A tilted and warped inner accretion disc around a spinning black hole: an analytical solution

Abstract

Inner accretion disc around a black hole provides a rare, natural probe to understand the fundamental physics of the strong gravity regime. A possible tilt of such a disc, with respect to the black hole spin equator, is important. This is because such a tilt affects the observed spectral and timing properties of the disc X-ray emission via Lense-Thirring precession, which could be used to test the theoretical predictions regarding the strong gravity.

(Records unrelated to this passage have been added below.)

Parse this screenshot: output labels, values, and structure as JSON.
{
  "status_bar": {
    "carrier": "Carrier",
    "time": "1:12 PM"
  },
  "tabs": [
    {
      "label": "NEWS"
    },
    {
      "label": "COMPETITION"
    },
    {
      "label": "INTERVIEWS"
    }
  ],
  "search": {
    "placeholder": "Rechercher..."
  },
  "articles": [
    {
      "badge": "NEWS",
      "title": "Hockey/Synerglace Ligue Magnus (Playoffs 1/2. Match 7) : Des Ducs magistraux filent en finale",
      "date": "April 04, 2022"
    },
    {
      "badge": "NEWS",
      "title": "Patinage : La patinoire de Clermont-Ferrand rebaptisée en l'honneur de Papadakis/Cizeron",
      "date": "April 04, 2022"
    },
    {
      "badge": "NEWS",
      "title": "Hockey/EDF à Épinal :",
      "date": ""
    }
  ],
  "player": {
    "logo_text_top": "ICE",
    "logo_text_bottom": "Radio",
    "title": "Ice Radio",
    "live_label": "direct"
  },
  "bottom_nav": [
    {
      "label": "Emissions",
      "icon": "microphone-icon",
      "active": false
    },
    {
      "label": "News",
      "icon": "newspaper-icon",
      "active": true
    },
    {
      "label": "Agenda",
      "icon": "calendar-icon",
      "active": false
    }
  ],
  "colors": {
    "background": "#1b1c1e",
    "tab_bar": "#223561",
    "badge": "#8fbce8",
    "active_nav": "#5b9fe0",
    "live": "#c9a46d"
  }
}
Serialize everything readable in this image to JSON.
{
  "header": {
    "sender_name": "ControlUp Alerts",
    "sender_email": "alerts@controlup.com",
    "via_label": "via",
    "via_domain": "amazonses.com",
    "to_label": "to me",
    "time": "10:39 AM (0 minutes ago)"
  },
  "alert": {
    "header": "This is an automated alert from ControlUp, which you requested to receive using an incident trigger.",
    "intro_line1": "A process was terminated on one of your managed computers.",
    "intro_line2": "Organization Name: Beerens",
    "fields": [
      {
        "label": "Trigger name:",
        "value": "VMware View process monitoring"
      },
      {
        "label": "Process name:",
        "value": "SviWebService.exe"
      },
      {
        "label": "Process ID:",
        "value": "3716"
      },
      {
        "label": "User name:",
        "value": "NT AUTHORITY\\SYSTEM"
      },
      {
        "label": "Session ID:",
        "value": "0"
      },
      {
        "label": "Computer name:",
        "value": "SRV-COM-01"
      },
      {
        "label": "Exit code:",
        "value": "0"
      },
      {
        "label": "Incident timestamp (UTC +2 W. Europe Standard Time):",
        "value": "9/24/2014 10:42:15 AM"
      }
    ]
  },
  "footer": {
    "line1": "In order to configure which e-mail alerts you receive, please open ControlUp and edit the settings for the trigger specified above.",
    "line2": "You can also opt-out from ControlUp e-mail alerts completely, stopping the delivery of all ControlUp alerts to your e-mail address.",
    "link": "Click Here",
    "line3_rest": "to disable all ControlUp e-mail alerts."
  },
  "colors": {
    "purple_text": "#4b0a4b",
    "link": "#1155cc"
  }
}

Here, we analytically solve the steady, warped accretion disc equation of Scheurer and Feiler (1996), and find an expression of the radial profile of the disc tilt angle. In our exact solution, considering a prograde disc around a slowly spinning black hole, we include the inner part of the disc, which was not done earlier in this formalism. Such a solution is timely, as a tilted inner disc has recently been inferred from X-ray spectral and timing features of the accreting black hole H1743-322. Our tilt angle radial profile expression includes observationally measurable parameters, such as black hole mass and Kerr parameter, and the disc inner edge tilt angle $W_{\rm in}$, and hence can be ideal to confront observations. Our solution shows that the disc tilt angle in $10-100$ gravitational radii is a significant fraction of the disc outer edge tilt angle, even for $W_{\rm in} = 0$. Moreover, tilt angle radial profiles have humps in $\sim 10-1000$ gravitational radii for some sets of parameter values, which should have implications for observed X-ray features.